Lefschetz fixed point theorems for correspondences

TL;DR

This paper explores a forgotten conjecture by Shimura related to Lefschetz fixed point theorems for correspondences, extending classical results to holomorphic and Hecke correspondences with potential applications in algebraic geometry.

Contribution

It formulates and investigates Shimura's conjecture for holomorphic correspondences, extending Lefschetz fixed point theorems beyond classical maps.

Findings

Formulated conjectures for smooth and holomorphic correspondences.

Connected fixed point formulas to Hecke correspondences.

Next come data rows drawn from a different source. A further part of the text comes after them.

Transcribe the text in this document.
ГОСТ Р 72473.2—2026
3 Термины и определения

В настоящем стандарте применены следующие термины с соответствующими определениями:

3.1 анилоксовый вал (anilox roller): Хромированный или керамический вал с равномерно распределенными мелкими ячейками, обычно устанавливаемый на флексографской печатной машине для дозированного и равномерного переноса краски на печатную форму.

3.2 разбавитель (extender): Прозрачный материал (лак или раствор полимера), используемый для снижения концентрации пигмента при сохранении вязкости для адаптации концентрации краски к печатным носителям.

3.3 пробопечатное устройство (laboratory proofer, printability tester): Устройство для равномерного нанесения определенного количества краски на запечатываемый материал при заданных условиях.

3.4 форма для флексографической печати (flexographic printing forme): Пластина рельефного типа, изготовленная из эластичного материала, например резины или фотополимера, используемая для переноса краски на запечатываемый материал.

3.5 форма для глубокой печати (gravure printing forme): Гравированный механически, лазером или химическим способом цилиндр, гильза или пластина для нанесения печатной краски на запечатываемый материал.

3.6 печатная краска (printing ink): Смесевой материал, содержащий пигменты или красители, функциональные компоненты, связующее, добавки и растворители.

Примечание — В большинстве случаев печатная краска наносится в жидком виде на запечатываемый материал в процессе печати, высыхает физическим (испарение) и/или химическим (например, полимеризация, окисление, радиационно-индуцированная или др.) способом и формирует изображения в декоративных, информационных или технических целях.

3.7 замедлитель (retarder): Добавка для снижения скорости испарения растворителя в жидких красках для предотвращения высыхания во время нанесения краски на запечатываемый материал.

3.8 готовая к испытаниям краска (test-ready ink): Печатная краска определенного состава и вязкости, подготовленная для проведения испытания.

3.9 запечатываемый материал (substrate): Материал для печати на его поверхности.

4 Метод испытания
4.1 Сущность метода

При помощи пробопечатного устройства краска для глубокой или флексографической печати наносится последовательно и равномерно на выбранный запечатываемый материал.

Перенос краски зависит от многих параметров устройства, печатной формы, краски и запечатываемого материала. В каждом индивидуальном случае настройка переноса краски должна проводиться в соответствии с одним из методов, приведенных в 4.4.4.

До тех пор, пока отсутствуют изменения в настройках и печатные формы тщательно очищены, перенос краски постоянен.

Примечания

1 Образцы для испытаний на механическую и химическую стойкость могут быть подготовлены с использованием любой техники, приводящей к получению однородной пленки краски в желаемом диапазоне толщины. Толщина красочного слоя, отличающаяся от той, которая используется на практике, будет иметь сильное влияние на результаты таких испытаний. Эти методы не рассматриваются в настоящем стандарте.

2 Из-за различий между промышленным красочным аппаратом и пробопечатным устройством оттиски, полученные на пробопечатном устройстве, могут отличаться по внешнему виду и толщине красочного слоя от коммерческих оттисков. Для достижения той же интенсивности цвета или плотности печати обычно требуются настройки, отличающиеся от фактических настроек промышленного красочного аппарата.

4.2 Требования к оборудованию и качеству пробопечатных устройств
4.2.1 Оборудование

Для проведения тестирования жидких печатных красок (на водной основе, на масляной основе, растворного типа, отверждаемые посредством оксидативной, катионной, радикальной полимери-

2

Identified open problems for future research.

Abstract

The classical Lefschetz fixed point theorem states that the number of fixed points, counted with multiplicity $\pm 1$, of a smooth map $f$ from a manifold $M$ to itself can be calculated as the alternating sum $\sum (-1)^k \textrm{ tr } f^*|_{H^k(M)}$ of the trace of the induced homomorphism in cohomology. In 1964, at a conference in Woods Hole, Shimura conjectured a Lefschetz fixed point theorem for a holomorphic map, which Atiyah and Bott proved and generalized into a fixed point theorem for elliptic complexes. However, in Shimura's recollection, he had conjectured more than the holomorphic Lefschetz fixed point theorem. He said he had made a conjecture for a holomorphic correspondence, but he could not remember the statement. This paper is an exploration of Shimura's forgotten conjecture, first for a smooth correspondence, then for a holomorphic correspondence in the form of two conjectures and finally in the form of an open problem involving an extension to holomorphic vector bundles over two varieties and the calculation of the trace of a Hecke correspondence.